But first, an American icon that's taken the world by storm.
Ketchup, ketchup, tomato sauce, red sauce, call it what you will.
But everywhere you go, people love the sweet, tangy red stuff on their fries, burgers, and
just about anything.
And we sure do.
In 2012, the U.S. and Canada combined consumed 390 million kilos of it.
And it seems there's a reason why.
Well, actually, five reasons why.
Fourth-generation ketchup master, Colt Reichardt, explains.
Ketchup is so popular because it's one of the few foods that triggers all five-year
taste bud senses, which are salty, savory, sweet, sour, and bitter.
And it's pretty.
All good ketchup begins with tomatoes.
Here at Red Gold, tomato paste is delivered in huge crates weighing in at over 1,300 kilograms.
The thick paste is tipped into a ribbon blender where it is softened with a giant agitator.
Today we made ketchup out of tomato paste.
But during the summer months, when we have fresh tomatoes coming in, we use about 200,000
tomatoes per batch.
The softened tomatoes are piped to a giant 5,000-liter tank.

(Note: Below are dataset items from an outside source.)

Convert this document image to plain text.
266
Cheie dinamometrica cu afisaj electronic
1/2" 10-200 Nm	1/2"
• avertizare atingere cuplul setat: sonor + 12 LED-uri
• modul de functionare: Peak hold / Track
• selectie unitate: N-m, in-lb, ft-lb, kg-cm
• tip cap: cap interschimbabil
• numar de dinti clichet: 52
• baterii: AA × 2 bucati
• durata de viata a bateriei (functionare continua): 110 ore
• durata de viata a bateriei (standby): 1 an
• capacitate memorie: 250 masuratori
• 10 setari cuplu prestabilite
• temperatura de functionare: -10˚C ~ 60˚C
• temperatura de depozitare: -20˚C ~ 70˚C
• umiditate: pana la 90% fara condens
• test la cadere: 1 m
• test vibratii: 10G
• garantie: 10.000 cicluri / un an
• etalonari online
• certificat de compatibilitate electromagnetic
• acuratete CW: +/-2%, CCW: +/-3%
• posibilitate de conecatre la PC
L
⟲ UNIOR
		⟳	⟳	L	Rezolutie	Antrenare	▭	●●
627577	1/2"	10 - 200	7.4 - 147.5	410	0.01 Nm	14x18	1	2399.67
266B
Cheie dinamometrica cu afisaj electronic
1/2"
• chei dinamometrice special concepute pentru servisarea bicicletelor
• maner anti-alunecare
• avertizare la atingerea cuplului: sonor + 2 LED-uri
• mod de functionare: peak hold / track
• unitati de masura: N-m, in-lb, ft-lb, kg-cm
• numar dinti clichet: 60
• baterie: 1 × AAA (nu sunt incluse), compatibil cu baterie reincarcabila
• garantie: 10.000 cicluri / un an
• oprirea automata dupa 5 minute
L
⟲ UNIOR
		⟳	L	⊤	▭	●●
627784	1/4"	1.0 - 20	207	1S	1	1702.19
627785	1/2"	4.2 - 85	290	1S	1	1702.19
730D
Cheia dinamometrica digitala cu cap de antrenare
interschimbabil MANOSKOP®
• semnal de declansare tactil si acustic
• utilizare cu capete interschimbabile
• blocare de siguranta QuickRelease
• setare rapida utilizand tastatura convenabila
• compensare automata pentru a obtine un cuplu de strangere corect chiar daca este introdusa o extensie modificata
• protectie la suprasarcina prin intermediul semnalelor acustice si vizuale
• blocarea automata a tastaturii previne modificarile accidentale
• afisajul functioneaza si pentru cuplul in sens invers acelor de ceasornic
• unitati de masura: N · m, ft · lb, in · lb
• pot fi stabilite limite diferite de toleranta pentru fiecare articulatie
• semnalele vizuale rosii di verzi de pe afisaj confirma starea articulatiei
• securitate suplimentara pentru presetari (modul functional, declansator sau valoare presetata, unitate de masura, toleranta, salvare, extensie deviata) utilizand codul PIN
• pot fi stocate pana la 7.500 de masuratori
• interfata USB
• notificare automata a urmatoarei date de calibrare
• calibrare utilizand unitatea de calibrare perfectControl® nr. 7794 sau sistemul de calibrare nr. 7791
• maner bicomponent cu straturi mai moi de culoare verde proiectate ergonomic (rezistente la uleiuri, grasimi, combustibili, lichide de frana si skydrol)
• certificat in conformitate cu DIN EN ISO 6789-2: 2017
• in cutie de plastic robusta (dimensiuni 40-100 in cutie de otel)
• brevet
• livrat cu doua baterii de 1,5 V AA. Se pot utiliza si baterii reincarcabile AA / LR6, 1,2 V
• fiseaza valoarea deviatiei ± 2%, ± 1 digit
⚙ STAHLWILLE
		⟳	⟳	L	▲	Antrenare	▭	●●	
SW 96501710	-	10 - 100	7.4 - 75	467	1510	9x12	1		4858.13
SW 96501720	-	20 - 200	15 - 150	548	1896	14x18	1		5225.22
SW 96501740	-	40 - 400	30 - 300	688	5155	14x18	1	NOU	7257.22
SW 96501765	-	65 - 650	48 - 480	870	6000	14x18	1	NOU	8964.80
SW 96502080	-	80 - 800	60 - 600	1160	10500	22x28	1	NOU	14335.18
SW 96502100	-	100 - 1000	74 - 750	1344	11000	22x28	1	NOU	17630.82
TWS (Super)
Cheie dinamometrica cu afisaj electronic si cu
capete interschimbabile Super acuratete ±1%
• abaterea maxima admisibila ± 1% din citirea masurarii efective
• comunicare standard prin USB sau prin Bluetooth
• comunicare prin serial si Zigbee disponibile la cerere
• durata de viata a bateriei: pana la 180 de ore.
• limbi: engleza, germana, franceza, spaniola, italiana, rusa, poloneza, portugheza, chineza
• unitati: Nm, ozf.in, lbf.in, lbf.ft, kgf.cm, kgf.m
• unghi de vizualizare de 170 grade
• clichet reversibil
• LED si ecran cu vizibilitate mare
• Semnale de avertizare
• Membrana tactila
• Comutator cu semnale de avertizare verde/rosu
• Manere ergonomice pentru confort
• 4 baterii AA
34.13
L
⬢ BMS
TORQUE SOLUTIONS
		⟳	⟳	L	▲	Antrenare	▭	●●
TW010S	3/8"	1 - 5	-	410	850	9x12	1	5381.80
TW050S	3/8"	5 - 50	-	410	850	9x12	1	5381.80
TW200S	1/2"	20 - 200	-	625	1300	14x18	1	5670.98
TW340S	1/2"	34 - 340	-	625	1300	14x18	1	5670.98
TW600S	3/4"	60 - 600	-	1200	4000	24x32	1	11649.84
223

It's Michael's job to start the ingredients pouring in.
Each batch gets the same measured quantity of water, vinegar, salt, and sweeteners,
so that every batch tastes exactly the same.
Finally, Michael adds a blend of spices.
We can't tell you exactly what's in there.
That's a Red Gold secret, but it does contain pepper and onion powder.
Basically, this is a giant pan.
But since there's no stove big enough, a heat source is put into the pan itself.
This giant rotating coil cooks the ingredients to 93 degrees Celsius.
It has the steam going through it, and it's also spinning at the same time.
Imagine like a spring on its side just rotating, and it's also heating it and mixing.
Cool. Well, hot, actually.
Next, the cooked ketchup is pumped through a homogenizer, which ensures a smooth texture.
And then, through a de-air rating, which removes, well, air.
Air causes the ketchup to discolor, so removing it helps things stay ruby red.
Finally, the ketchup is cooled, so it's ready to meet an army of bottles.
Well, back in the day, when you would fill ketchup, we would do it in glass, and it would be hot filled.
Now that we use plastic bottles, you've got to bring that temperature, that 200-degree temperature down,
so you don't melt your actual bottle you're filling, so we bring it down to about 80 degrees Fahrenheit.
The cool ketchup is piped to the filling machine.
This machine can fill over 400 bottles a minute, which adds up to over 100 million bottles a year.
And to top it off, here come the caps.
This machine twists the cap onto each bottle with just the right amount of force.
Each cap has a foil safety seal inside.
As the bottles pass through a microwave, the heat fastens the foil tight, creating a safety seal.
Cooked, bottled, and capped, the bottles go for a ride on this conveyor system.
We pack over 25-volt tomatoes into every bottle, 20-ounce, squeezed-bottle ketchup, and that's a lot of tomatoes.
So many tomatoes, in fact, that Red Gold uses 14,000 acres of farmland to produce over 400,000 tons of tomatoes every year.
Time for the bottles of ketchup to get a label front and back.
I love this machine. Let's slow it down for a closer look.
Chad is at the Vision Systems Check, which is just a fancy way of saying he makes sure every label is perfectly straight.
But Chad loves his job and loves ketchup.
The wildest thing I've ever ate is corn chips, cottage cheese, and ketchup, and it's awesome.
Man, this guy really, really loves ketchup.
Hey, don't knock it till you've tried it.
Now the perfectly labeled, thanks Chad, and completed bottles are automatically lined up 16 to a case.
The line can pack 2,220 cartons an hour, 19 million a year.
And just watch this. This machine seals the cartons in one quick motion.
Just 16 minutes after the process began, the finished batch is ready to be shipped out from the packing room.
And in a few hours, this red gold ketchup will be in stores and restaurants across North America.
The best thing about working here is all the good, you know, the free ketchup,
but it's also the worst thing about working here is that you always smell like ketchup.
I guess you have to take the sour with the sweet, as well as the salty, savory, and bitter, just like this ketchup.